Una fuerte crítica a la gestión política del Ejecutivo en la Región de Magallanes se dio a conocer a través de una declaración del senador magallánico Alejandro Kusanovic quien endurece la postura de los legisladores frente a las acusaciones de presunto «chantaje» en las votaciones del Congreso. En el texto, se apunta directamente a que la actual crisis de gobernabilidad legislativa y la falta de alineación en las reformas no es casual, sino la consecuencia de una pérdida deliberada de los equilibrios políticos tradicionales por parte del nivel central.
«Lo que ha pasado conmigo no nació de la nada. Quienes a esto ya acusan de chantaje deberían reconocer que el propio gobierno dinamitó los equilibrios políticos desde el primer día», reza el inicio del comunicado, instalando una queja que apunta al diseño de las confianzas mutuas entre el oficialismo y sus representantes en las zonas extremas.
La declaración recuerda que, históricamente, existía una norma no escrita de respeto hacia la representación democrática local: «Los parlamentarios del color político del gobierno tenían prioridad de opinión en las decisiones y nombramiento de su región. Era un respeto político básico hacia quienes representan democráticamente a la zona». Sin embargo, los legisladores acusan que este principio fue quebrado por la actual administración.
Según el Kusanovic, el Ejecutivo «rompió esa lógica, marginó a sus legisladores de Magallanes y entregó el protagonismo a independientes y sectores externos de izquierda». Esta situación habría derivado en una desatención hacia las autoridades que ganaron su escaño en las urnas frente a actores que carecen del mismo peso territorial.

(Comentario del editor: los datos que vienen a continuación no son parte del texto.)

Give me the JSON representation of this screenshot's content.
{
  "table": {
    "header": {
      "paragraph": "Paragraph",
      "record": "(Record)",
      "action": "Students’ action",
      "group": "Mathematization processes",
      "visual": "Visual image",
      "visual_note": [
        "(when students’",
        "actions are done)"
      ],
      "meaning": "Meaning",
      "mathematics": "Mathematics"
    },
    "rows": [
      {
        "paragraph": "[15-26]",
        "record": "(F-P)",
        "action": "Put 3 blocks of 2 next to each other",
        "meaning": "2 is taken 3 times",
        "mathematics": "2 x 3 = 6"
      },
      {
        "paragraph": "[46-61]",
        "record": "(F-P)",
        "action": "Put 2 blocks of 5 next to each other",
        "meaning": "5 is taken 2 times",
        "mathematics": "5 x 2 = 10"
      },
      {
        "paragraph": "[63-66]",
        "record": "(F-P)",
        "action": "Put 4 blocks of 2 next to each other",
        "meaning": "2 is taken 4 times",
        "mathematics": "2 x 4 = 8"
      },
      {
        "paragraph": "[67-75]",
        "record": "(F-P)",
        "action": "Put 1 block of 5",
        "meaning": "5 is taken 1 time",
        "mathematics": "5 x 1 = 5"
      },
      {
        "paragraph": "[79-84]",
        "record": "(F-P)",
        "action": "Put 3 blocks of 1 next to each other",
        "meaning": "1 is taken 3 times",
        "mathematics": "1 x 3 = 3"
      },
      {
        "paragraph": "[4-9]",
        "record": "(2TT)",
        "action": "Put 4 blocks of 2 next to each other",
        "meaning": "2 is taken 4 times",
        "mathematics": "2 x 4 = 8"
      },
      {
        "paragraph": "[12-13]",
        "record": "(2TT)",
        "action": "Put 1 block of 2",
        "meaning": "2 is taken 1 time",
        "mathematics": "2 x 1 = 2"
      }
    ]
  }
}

Finalmente, el parlamentario cierra con una advertencia respecto de la viabilidad de la agenda legislativa si no se corrigen las dinámicas de inserción regional, haciendo un llamado a recuperar el respeto mutuo. «Si el oficialismo busca estabilidad legislativa, debe entender algo básico. No se puede pedir lealtad permanente marginando a quienes sostienen el proyecto en las regiones. Magallanes no necesita operadores buscando culpables, necesita un gobierno que entienda que los parlamentarios regionales no son simples botones de votación», concluye.